Matthew Arnold, On the Study of Celtic Literature [1865-66], 1891 edn.

‘Celtic poetry seems to make up to itself for being unable to master the world and give an adequate interpretation of it, by throwing all its forces into style, by bending language at any rate to its will, and expressing the ideas it has with unsurpassable intensity, elevation, and effect’ (p.144; The Prose Works of Matthew Arnold, ed. R. H. Super, Super, Vol. 3, p.366.)

‘All Europe felt the power of that melancholy; but what I wish to point out is, that no nation of Europe so caught in its poetry the passionate penetrating accent of Celtic genius, its strain of Titanism, as the English’ (ibid., p.371.)

‘Magic is just the word for it—the magic of nature; not merely the beauty of nature—that the Greeks and the Latins had; but merely an honest smack of the soil, a faithful realism - that the Germans had; but the intimate life of nature, her weird power and her fairy charm’. [...] There will be a stamp of perfectness and inimitableness about it in the literatures where it is native’ (ibid., p.374.)

‘[S]o long as this mixed constitution of our nature possess us, we pay it tribute and serve it; so soon as we possess it, it pays tribute and serves us’ (ibid., p.380.)

‘[I]f we had been all Celtic, we might have been popular and agreeable; if we had all been Latinised, we might have governed Ireland as the French govern Alsace, without getting ourselves detested’ (ibid., p.382.)

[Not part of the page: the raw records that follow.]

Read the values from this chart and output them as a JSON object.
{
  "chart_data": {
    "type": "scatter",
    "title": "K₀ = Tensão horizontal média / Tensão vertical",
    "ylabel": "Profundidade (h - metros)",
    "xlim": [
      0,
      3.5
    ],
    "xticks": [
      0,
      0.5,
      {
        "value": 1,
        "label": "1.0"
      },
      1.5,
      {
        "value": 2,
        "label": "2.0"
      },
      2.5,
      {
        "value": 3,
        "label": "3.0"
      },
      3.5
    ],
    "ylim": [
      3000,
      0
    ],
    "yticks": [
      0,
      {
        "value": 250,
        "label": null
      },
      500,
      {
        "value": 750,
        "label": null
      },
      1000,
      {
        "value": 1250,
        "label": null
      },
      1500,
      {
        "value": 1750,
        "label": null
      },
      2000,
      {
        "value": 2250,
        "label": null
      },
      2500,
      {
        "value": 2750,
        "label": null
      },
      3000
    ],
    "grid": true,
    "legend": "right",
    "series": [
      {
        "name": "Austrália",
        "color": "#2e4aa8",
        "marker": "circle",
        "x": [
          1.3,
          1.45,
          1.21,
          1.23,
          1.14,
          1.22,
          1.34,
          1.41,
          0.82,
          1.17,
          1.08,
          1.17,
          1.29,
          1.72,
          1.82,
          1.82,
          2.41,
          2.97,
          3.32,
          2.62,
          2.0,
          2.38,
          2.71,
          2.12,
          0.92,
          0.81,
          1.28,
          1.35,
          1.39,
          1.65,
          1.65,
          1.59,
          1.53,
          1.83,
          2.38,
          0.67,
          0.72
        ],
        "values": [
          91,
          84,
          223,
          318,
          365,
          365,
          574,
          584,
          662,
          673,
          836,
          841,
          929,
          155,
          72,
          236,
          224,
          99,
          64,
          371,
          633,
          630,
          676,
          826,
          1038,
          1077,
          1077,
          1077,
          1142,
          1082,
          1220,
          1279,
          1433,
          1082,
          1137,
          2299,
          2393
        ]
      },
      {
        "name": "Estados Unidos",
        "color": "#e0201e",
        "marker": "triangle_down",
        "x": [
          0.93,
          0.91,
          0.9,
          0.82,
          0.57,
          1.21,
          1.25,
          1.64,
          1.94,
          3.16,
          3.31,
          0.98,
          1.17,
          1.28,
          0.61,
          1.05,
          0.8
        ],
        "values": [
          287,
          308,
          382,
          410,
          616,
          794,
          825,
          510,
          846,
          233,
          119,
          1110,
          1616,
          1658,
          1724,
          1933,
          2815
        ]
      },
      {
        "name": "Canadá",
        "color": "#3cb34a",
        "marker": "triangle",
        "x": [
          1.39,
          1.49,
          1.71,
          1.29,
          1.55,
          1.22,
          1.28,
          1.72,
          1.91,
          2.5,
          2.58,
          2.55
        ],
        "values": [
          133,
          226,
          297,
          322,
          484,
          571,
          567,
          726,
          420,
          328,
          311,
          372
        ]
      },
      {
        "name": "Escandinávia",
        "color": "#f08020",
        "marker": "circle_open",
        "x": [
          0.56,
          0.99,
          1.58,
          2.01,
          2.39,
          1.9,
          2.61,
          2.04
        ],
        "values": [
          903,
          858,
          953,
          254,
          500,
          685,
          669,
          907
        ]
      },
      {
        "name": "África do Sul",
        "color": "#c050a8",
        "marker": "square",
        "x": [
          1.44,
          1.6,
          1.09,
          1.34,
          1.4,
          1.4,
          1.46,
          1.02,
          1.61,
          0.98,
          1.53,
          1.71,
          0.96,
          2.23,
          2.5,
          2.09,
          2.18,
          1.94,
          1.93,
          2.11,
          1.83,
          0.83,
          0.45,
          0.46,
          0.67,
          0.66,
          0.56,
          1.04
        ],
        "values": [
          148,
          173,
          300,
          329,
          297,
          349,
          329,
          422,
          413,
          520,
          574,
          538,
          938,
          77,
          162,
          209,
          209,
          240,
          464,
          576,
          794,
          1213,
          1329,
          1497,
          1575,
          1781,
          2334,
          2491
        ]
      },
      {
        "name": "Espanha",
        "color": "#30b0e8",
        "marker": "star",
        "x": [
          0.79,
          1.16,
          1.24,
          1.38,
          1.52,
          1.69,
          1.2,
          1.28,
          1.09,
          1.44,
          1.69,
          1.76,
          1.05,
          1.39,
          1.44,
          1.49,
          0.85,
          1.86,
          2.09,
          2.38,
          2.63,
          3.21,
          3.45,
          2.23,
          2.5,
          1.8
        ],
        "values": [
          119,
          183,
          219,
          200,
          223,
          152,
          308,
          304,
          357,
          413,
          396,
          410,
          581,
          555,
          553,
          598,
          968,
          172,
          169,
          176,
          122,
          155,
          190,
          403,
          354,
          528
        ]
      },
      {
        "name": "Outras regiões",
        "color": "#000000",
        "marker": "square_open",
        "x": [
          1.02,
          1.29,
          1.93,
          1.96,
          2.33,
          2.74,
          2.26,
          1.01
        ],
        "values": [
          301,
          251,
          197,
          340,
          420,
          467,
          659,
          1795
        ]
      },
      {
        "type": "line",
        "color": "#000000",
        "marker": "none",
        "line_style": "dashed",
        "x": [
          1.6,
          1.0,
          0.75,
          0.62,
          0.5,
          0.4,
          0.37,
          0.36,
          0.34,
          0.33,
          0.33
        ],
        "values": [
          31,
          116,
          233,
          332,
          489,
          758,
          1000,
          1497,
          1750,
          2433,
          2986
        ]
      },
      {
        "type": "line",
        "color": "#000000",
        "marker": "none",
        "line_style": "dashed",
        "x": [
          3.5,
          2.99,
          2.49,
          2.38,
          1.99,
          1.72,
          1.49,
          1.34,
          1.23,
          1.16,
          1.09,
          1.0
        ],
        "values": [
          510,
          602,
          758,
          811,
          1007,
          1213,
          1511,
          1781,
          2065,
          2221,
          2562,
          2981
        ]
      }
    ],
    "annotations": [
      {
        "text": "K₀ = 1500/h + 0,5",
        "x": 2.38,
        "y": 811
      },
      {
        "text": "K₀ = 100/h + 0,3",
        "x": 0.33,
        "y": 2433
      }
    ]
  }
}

‘But, at any rate, let us consider that of the shrunken and diminished remains of this great primitive race, all, with one insignificant exception, belongs to the English empire; only Brittany is not ours; we have Ireland, the Scotch Highlands, Wales, the Isle of Man, Cornwall. They are part of ourselves, we are deeply interested in knowing them, they are deeply interested in being known by us […]’ (ibid., p.384.)

‘Let us reunite ourselves with our better mind and with the world through science; and let it be one of our angelical revenges on the Philistines, who among their other sins are the guilty authors of Fenianism, to found at Oxford a chair of Celtic, and to send, through the gentle ministration of science, a message of peace to Ireland’ (ibid. p.386.)

‘[T]he Celtic genius, sentiment as its main bias, with the love of beauty, charm, spirituality for its excellence, [had] ineffectualness and self-will for its deficit’ (ibid., p.311.)

‘[…] chafing against the despotism of fact, its perpetual straining after mere emotion […] ineffectual in politics […N]o doubt the sensibility of the Celtic nature, its nervous exaltation, have something feminine in them, and the Celt is peculiarly disposed to feel the spell of the feminine idiosyncrasy; he has an affinity to it; he is not far from its secret’ (ibid., p.347.)

‘Then we may use German faithfulness to nature to give us science and to free us from insolence and self-will; we may use the Celtic quickness of perception to give us delicacy and to free us from hardness and Philistinism; we may use the Latin decisiveness to give us strenuous clear method and free us from fumbling and idling.’ (ibid., p.383.)

‘The fusion of all the inhabitants of these islands into a homogeneous, English-speaking whole, the breaking down of barriers between us, the swallowing up of separate provincial nationalities, is a consummation to which the natural course of things irresistibly tends; it is a necessity of what is called modern civilisation, and modern civilisation is a real, legitimate force […] There is nothing to hinder us from effacing the last poor material remains of that Celtic power which once was everywhere’ (Do., in Lectures & Essays in Criticism, Michigan UP 1962, p.292-98.)